The word "squirrel" is one of those inherently funny words, like "chainsaw" or "bazooka".
One of the most memorable "Dilbert" comic strips involves Dilbert writing a computer program to predict the course of the rest of his life, and the outcome is a prediction that he will be kidnapped by "the evil squirrels" and forced to work in their "nut mines".
I think squirrels are really cute and cheerful animals. We have several living around here, and they come every day for sunflower seeds. Sometimes when I go outside one will sit in a tree, shake his tail at me, and make "cussing" sounds. Usually I make similar sounds right back at him.
The story I linked to is funny for two reasons: it involves a squirrel going absolutely bonkers (hence, "squirrel frenzy") and because this enraged squirrel was dispatched with, among all things, a crutch wielded by a 72-year-old man.
Despite their cuteness they have teeth and claws which are certainly no joke. An enraged squirrel is clearly a force to be reckoned with.
I played a computer RPG, a sample game included with Electronic Arts' Adventure Construction Set, in which you played a guy in the ancient Middle East. Every time you crossed a river you risked running afoul of an "enraged hippo". For much of the game your best weapon was a sling; the story of "David and Goliath" notwithstanding, a sling doesn't do a hell of a lot of damage, particularly not to an enraged hippopotamus. And so now the phrase "engraged squirrel" is giving me a smile.

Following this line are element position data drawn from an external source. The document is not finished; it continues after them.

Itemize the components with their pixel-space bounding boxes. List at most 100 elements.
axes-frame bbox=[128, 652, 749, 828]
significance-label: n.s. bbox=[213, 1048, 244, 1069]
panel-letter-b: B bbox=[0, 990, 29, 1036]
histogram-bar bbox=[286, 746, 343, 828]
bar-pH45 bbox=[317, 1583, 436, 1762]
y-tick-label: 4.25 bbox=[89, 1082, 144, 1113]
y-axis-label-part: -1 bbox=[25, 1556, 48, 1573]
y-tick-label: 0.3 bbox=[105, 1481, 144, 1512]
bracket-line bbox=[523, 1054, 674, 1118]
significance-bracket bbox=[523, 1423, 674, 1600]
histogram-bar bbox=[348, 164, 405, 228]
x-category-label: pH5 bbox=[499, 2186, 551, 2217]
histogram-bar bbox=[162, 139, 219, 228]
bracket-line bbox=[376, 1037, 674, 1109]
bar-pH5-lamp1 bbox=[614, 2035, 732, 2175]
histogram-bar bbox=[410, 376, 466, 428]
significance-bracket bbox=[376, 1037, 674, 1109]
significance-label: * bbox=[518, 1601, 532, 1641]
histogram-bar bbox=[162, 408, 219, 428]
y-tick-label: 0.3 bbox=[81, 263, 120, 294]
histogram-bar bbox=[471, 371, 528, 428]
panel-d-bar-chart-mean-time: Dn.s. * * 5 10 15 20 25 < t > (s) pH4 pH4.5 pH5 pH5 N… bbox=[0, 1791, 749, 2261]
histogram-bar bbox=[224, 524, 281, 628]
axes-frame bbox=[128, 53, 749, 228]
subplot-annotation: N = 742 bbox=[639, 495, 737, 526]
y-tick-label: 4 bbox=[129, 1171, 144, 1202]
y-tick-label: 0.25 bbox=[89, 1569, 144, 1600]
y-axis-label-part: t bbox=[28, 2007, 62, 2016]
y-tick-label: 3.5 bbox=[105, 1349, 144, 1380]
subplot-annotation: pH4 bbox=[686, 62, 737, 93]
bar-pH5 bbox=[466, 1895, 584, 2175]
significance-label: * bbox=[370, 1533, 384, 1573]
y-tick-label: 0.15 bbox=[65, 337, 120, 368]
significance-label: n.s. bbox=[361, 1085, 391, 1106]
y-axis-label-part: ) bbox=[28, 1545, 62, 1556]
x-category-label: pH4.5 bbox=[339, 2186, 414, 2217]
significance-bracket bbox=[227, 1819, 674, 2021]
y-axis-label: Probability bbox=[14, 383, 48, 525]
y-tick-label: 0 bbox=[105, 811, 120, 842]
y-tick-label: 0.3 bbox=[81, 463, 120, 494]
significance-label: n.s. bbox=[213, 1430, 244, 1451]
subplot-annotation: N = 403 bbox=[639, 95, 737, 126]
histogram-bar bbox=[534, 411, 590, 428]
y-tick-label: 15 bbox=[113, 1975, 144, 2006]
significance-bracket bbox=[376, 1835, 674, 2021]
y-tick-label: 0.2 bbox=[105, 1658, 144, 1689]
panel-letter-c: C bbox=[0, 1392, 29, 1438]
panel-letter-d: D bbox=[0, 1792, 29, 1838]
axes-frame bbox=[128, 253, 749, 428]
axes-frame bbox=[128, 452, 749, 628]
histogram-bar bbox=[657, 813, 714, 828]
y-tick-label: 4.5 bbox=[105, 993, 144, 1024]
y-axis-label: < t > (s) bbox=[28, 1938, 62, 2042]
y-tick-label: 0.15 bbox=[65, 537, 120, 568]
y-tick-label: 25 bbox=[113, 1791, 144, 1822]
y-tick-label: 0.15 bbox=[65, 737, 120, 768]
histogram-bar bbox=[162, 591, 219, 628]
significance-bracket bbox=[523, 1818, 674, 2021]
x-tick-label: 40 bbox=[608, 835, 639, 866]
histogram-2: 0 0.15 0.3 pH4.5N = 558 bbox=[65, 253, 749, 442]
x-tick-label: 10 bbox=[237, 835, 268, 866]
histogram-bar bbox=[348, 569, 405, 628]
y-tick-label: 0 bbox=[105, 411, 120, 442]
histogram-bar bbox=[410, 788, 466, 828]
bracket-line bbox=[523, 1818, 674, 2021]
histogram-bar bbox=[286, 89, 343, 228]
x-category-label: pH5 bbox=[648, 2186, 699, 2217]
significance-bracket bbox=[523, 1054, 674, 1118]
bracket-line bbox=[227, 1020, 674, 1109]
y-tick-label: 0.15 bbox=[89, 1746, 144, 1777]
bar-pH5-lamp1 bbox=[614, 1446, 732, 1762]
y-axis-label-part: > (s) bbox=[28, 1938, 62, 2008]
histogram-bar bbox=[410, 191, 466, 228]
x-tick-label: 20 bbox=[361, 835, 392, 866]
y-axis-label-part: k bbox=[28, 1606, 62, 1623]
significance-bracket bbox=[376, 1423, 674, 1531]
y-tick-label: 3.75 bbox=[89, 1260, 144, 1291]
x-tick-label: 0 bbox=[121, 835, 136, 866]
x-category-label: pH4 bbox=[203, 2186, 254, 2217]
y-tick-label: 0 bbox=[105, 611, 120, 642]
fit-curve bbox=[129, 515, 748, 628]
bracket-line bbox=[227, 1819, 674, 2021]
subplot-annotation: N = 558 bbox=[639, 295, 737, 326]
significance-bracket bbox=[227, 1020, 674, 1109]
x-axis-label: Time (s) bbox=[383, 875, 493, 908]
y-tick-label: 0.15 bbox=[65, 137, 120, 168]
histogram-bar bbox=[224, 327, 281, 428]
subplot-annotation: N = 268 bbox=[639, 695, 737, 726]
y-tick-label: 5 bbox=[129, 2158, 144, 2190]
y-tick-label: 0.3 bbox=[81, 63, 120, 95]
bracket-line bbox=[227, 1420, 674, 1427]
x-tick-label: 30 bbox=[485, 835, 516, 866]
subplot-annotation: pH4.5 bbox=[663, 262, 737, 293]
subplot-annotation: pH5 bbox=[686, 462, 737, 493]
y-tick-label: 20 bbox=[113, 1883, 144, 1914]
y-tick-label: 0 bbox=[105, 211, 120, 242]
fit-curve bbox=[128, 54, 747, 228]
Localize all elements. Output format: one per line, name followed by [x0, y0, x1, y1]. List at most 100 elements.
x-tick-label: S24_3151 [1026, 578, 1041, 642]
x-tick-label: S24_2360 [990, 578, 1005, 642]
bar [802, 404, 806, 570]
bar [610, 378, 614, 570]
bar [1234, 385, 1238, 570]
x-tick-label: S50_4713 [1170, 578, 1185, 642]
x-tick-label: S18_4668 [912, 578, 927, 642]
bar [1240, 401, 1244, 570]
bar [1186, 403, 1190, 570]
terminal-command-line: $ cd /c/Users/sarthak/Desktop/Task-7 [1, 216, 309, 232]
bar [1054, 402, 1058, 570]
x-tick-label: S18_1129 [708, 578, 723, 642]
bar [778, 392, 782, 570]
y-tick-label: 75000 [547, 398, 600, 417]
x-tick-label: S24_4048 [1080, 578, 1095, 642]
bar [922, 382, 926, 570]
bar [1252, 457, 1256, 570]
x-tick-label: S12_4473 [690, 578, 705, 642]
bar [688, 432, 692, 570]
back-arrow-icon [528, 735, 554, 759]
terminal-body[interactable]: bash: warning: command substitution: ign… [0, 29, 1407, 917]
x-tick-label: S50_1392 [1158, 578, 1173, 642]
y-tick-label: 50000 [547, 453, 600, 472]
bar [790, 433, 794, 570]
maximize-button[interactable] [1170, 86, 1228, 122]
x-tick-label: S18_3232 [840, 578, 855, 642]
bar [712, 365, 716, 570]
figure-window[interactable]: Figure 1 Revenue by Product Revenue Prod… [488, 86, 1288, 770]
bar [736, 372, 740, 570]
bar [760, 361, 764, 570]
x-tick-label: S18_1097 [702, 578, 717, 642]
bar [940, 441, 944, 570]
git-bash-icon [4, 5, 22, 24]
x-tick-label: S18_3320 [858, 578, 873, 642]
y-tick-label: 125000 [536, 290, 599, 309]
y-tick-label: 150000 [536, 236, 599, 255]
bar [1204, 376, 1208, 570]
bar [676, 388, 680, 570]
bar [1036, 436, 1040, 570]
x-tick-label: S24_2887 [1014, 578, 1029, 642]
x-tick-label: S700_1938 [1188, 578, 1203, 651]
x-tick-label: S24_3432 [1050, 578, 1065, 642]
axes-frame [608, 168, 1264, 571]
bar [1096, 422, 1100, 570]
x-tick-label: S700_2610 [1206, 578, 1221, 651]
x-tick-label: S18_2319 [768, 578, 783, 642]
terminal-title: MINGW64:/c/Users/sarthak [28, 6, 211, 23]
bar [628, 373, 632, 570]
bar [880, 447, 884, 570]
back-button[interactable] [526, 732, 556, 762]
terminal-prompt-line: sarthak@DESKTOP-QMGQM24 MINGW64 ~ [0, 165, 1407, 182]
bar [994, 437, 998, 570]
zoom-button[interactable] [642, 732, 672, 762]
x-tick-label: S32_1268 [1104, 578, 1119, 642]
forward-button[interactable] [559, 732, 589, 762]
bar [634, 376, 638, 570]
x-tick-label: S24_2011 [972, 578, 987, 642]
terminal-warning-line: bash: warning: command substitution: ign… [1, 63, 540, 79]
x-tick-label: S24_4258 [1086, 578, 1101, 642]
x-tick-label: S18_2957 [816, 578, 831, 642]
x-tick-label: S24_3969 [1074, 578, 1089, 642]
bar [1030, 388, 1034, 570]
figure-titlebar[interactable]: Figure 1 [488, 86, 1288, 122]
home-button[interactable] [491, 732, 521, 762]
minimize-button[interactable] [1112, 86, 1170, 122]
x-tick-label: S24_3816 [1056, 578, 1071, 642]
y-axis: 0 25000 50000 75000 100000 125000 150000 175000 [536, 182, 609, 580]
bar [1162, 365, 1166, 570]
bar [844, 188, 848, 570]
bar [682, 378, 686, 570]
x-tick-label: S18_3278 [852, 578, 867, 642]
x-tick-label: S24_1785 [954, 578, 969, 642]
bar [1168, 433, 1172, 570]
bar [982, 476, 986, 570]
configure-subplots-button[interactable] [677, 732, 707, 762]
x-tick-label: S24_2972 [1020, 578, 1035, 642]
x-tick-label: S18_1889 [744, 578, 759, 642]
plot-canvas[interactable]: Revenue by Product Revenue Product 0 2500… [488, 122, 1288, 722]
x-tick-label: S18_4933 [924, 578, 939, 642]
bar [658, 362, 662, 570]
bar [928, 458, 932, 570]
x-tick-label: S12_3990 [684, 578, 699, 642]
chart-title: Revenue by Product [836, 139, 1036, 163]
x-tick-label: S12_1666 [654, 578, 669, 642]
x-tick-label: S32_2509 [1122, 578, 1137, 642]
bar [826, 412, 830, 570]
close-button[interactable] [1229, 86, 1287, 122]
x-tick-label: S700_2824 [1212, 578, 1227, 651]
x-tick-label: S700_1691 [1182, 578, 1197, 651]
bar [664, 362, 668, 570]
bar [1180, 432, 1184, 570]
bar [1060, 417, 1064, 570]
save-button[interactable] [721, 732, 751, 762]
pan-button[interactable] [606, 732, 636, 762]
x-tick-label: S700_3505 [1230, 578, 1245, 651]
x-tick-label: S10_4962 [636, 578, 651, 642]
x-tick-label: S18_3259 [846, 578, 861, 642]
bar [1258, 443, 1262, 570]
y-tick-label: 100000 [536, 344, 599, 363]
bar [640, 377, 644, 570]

...which gets me to wondering what the DC (difficulty class) is for an enraged squirrel? In Advanced Dungeons and Dragons an ordinary house cat could do one hit point of damage per attack; that would kill most 0-level characters--but I don't know what the statistics are for D&D Third Edition.
And of course you could also have a dire squirrel, which would probably do 1d6 per attack and get three attacks per round...but now I'm just geeking out. Oh well.